Mine is a fairly generic 40w Chinese affair using modified 3d printer brains. I can cut 5mm foamboard at 100% power and 2000mm/m. I score lines at 20% power and 3000mm/m. I do find, however, that I get a fair amount of foam recession on the cut edges, maybe as much as 1mm.
 

paulororke

New member
I have a cheap Chinese 15W visible light engraver/cutter and while it won't cut the white foam board with the water proof brown paper from Flight Test (sadness) I found it does cut black board from Staples.

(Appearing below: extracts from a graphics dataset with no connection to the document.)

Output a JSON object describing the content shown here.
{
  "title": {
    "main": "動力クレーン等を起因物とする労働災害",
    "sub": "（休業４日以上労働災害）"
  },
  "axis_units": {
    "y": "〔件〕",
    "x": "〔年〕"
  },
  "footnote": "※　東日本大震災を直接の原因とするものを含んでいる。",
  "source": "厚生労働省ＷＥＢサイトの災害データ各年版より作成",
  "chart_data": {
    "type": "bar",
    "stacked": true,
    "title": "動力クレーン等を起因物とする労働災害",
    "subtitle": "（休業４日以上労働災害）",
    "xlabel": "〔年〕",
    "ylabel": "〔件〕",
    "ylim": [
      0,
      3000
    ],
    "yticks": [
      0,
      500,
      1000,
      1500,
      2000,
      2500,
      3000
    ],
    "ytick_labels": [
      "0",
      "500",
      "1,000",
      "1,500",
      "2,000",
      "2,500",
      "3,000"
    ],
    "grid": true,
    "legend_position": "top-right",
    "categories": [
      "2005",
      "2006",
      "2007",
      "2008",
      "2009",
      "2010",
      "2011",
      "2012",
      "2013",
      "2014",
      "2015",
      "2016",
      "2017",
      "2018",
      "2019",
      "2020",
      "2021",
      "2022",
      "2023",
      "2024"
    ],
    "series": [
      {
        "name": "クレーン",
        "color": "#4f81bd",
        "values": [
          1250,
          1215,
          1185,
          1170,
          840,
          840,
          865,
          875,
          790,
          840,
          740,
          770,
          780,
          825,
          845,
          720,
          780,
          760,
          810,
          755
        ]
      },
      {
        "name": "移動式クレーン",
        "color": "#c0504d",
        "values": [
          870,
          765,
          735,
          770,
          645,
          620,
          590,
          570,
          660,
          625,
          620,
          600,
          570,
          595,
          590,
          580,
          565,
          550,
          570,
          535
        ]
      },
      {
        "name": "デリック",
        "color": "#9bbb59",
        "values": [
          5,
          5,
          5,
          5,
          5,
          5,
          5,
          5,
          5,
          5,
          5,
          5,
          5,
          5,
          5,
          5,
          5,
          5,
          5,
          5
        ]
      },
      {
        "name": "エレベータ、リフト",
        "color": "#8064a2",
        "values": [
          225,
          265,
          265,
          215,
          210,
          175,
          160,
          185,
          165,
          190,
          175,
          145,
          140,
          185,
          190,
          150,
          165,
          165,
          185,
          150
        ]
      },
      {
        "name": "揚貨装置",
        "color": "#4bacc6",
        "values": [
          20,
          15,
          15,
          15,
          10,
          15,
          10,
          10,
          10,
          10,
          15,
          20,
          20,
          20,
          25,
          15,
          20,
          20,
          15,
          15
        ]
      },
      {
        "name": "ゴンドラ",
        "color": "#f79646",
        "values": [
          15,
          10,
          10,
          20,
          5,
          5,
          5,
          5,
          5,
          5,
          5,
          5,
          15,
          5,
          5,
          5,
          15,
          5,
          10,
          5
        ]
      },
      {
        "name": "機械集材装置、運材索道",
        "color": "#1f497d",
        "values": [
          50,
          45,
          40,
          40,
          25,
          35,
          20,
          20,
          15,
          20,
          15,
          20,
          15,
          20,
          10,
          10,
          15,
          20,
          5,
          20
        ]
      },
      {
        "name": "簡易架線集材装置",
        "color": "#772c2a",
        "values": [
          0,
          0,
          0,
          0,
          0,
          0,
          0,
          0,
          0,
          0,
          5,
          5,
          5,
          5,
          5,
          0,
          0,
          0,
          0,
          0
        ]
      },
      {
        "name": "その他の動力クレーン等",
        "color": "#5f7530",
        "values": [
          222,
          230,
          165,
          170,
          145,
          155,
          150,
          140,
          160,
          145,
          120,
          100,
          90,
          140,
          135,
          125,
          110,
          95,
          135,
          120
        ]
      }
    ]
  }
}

It's not fast, and trial and error and more than a few fires later I find that 2 passes at 150mm/min will cut the paper then U must speed it up to >200mm/min on the foam itself to avoid melting. 3 to 5 passes gets through the black foam to the second lower sheet of paper then it gets problematic. If I run slower than 200mm/min I risk getting large melted areas but even though it cuts the top sheet at that speed the bottom sheet seems more resistant. maybe because of the residual melted foam being a bit too reflective. I'm not sure. I'm still experimenting. Maybe again because of the melted foam on the bottom sheet even cutting it out with an Olfa blade seems to rip the paper and result in a messy finish. The top looks great though.

20180909_020533.jpg \

I tweak the downloaded PDF files using the PDF-XChange Editor and use InkScape with the JTech Photonics free plugin.